Становилось пасмурно.
– Это и в самом деле земля Коро, правда? Как всегда, скорбная. Однако настроение у меня улучшается. Может быть, потому что ты здесь, – сказал он.
– Точно потому что я здесь. Или, может быть, потому что я тоже счастлив.
– Правда?
– Я стараюсь это скрыть, разве не видишь?
Он обхватил меня за плечи, а потом поцеловал в щеку.
– Пойдем уже домой. Немного кальвадоса не помешает.
По дороге домой он сказал, что теперь моя очередь рассказывать о семье. Он, наверное, пытался показать, что не собирается все время говорить о родителях и даст мне столько же времени поговорить о моих. Но я сказал, что мне почти нечего рассказывать. И отец, и мать были музыкантами-любителями, так что я стал воплощением их мечты. Мой отец, университетский преподаватель, научил меня игре на фортепьяно, но, когда мне стукнуло лет восемь, понял, что мои возможности превосходят его. Мы втроем были исключительно близки. Родители всегда со мной соглашались, и в их глазах я не мог ошибаться. Я рос тихим ребенком, и годам к восемнадцати стало понятно, что меня привлекают и мужчины, и женщины. Сначала я ничего об этом не говорил, но всегда буду благодарен отцу: мы с легкостью обсуждали такие вопросы, которых большинство родителей не хотят касаться даже вскользь. Они с мамой расстались после того, как я поступил в институт. Думаю, они и сами не понимали, что именно я удерживал их вместе, хотя интересы их уже давно разошлись. Они вели каждый свою жизнь, и друзья у них были совсем разные. Потом однажды мама случайно столкнулась с человеком, с которым познакомилась задолго до знакомства с моим отцом, и решила переехать с ним в Милан. Отец думал, что уже никого себе не найдет, однако спустя несколько лет познакомился с девушкой, представь себе, в поезде, и теперь у них ребенок, и я крестный отец своего единокровного брата. В итоге все вполне счастливы.
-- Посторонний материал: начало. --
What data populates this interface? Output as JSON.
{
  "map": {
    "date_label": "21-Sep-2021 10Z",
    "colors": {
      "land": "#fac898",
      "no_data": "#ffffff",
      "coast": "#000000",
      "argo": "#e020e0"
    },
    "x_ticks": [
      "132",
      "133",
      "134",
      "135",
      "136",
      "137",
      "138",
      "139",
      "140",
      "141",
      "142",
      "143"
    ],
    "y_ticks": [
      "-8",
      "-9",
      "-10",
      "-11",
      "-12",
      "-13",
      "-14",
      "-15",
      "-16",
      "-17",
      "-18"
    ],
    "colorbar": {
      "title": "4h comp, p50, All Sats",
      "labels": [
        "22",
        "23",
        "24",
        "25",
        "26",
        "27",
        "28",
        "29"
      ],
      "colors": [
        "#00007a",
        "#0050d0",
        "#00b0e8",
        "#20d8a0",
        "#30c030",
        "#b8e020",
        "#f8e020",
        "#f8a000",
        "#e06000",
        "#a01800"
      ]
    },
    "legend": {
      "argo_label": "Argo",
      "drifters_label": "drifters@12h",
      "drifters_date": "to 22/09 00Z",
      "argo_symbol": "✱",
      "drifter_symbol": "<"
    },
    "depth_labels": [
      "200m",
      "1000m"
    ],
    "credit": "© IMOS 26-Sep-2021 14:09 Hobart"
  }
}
– Они знают обо мне? – спросил он.
– Знают. Я сказал отцу в четверг, когда он позвонил. Миранда тоже знает.
– А они знают, что я намного старше тебя?
– Знают. Мой отец, кстати, в два раза старше нее.
Он помолчал.
– А почему ты рассказал им обо мне?
– Потому что это важно, вот почему. И не задавай лишних вопросов.
Мы остановились. Он обтер подошвы об упавшую ветку, оторвал листок и дочистил им туфлю, а потом посмотрел на меня.
– Таких милых людей, как ты, я, может быть, не встречал за всю жизнь. И это значит, что ты можешь сделать мне больно или даже уничтожить меня. Так ведь говорит твое поколение?
– Хватит о моем поколении! И хватит такое говорить. Никто никому больно не сделает. Подобные разговоры меня расстраивают.
– Тогда больше не будем об этом. А твои знакомые когда-нибудь произносят три заветных слова?
Я чувствовал, как они подступают.
– Пожалуйста, обними меня, просто обними.
Он крепко меня обнял.
Мы продолжили прогулку в тишине, рука об руку, а потом пришла моя очередь остановиться и почистить обувь.
– Земля Коро!
Я выругался. Мы рассмеялись.
Вернувшись в дом, он сказал:
– Я хочу показать тебе кухню. Она целую вечность не менялась.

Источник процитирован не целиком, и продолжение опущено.